Week One Buffalo Bills Keys to Victory
Get Shady the Damn Ball
Late Thursday, ESPN’s Adam Schefter reported that the Bills sweetened running back LeSean McCoy‘s contract a bit. Specifically, they added $2.5 million in incentives to his deal which expires in 2019. Schefter emphasized that it’s rare for teams to do this and it’s essentially a win-win for both player and team.
McCoy certainly comes into the regular season as the man in the Bills backfield. Buffalo unexpectedly released Jonathan Williams after it was all but assumed he’d undertake the number two role behind McCoy. What it means is that the nine-year veteran out of Pittsburgh will be shouldering an immense workload this year.
It’s certainly a concern given his age. McCoy is just barely on the right side of 30 and the mileage on his legs at this point in his career is fairly sizable. With just 102 more carries, he’ll eclipse 2,000 career rushing attempts. Only five active players have reached that milestone. And all of them (Matt Forte, Frank Gore, Chris Johnson, Marshawn Lynch and Adrian Peterson) have question marks as to how many more years they have left.
But for now, Shady doesn’t appear to be in line for a pullback. One year removed from finishing no worse than sixth in rushing yards, touchdown runs and yards per carry, there’s every reason to believe he can replicate that in 2017. McDermott even told the media that he thinks McCoy could see action on every snap, even if it was tongue in cheek. So with respect to his reps: let ‘er rip.
Tyrod Taylor: Manage the Game in the Air
Perhaps the biggest storyline ahead of Sunday’s opener is the status of Tyrod Taylor. The Bills quarterback suffered a concussion in the third preseason game against the Philadelphia Eagles. Buffalo placed him in the concussion protocol afterwards and he stayed there for the remainder of the preseason.
But Taylor practiced early in the week and later received clearance to play on Sunday from an independent neurologist, per NFL concussion guidelines. This opens the door for the seven-year veteran out of Virginia Tech to unleash his dual threat capabilities on the Jets. But for the Bills to emerge victorious in week 1, Taylor just needs to be good, not great. This is particularly the case in the passing game.

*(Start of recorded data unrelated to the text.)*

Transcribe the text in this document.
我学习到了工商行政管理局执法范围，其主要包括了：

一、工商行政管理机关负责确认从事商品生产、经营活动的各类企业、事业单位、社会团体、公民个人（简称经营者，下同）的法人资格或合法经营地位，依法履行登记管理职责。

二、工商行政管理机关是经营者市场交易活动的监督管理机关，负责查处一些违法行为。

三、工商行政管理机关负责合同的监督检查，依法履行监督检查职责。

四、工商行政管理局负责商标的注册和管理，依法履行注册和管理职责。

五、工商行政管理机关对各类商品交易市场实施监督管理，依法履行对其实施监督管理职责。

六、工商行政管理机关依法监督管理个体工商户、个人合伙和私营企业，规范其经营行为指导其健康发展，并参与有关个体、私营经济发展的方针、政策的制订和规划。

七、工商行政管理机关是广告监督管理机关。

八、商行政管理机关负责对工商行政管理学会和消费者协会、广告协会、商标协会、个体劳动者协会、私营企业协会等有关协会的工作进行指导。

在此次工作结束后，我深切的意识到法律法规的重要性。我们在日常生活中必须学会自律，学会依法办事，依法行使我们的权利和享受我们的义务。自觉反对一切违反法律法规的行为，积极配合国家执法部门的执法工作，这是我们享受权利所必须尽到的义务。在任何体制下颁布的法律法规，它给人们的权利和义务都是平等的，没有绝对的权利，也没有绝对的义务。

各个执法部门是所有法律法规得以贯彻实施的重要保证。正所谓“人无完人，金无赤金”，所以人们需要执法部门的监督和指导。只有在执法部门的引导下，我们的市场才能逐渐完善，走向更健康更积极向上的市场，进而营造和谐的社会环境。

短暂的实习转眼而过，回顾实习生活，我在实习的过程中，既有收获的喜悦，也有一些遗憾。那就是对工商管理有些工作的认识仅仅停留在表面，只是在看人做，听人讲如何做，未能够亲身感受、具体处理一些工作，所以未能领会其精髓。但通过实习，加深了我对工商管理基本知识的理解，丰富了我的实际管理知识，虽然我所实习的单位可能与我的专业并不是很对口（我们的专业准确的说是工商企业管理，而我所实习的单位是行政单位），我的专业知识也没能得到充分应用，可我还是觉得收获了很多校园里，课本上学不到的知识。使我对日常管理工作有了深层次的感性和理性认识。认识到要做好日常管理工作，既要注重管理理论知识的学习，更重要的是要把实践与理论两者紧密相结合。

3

The term “game manager” often begets a negative connotation. But that’s probably the best course of action for Taylor. The Jets’ situation with respect to skill position players on offense is hugely problematic this year. So don’t allow them to establish any semblance of a rhythm on that side of the ball by giving them a short field via a turnover.
In rookie Zay Jones, Taylor has a legitimate weapon in a potential dink-and-dunk passing game. Jones currently owns the NCAA record for most career receptions. What that indicates is that while at East Carolina, Jones caught a plethora of short and intermediate-range throws. That’s a useful skill set to have in a game where your quarterback’s returning from a head injury.
Make Josh McCown‘s Day Miserable
Jets head coach Todd Bowles made a no-nonsense decision in naming journeyman quarterback Josh McCown the regular season starter. Neither of the two younger quarterbacks on the roster, Bryce Petty or Christian Hackenberg, distinguished themselves with their play during the preseason. The latter made a rather embarrassing flub in training camp when he got kicked out of practice for improperly breaking the huddle on August 7th.
When these two inter-divisional foes meet on Sunday, the Bills defensive front needs to pressure McCown early and often. This is a unit that certainly re-established its ability to get at opposing quarterbacks last year. Buffalo tallied 39 sacks in 2016 which ranked eighth in the league, one season after finishing as the league’s second worst team in that category. It marked a slight return to the dominant pass rush Buffalo exuded in 2013 and 2014 when they averaged an NFL-leading 55.5 sacks during that stretch.
But in last year’s matchups against Gang Green, that reinvigorated pass rush disappeared. Only Lorenzo Alexander registered a sack in each game, both of which resulted in Bills losses. That’s in comparison to Buffalo’s 2.43 sack per game average over the course of the entire season. And it’s not like they played against a standout offensive line. Pro Football Focus gave the Jets the 13th worst average grade across all positions on that unit.
That can’t happen on Sunday. The Bills are facing a 38-year-old quarterback who went a combined 1-10 when starting for the Cleveland Browns the last two years. Making McCown’s life a living hell on a day when the crowd noise will make it extremely difficult for the Jets offense is as important a key to victory as any.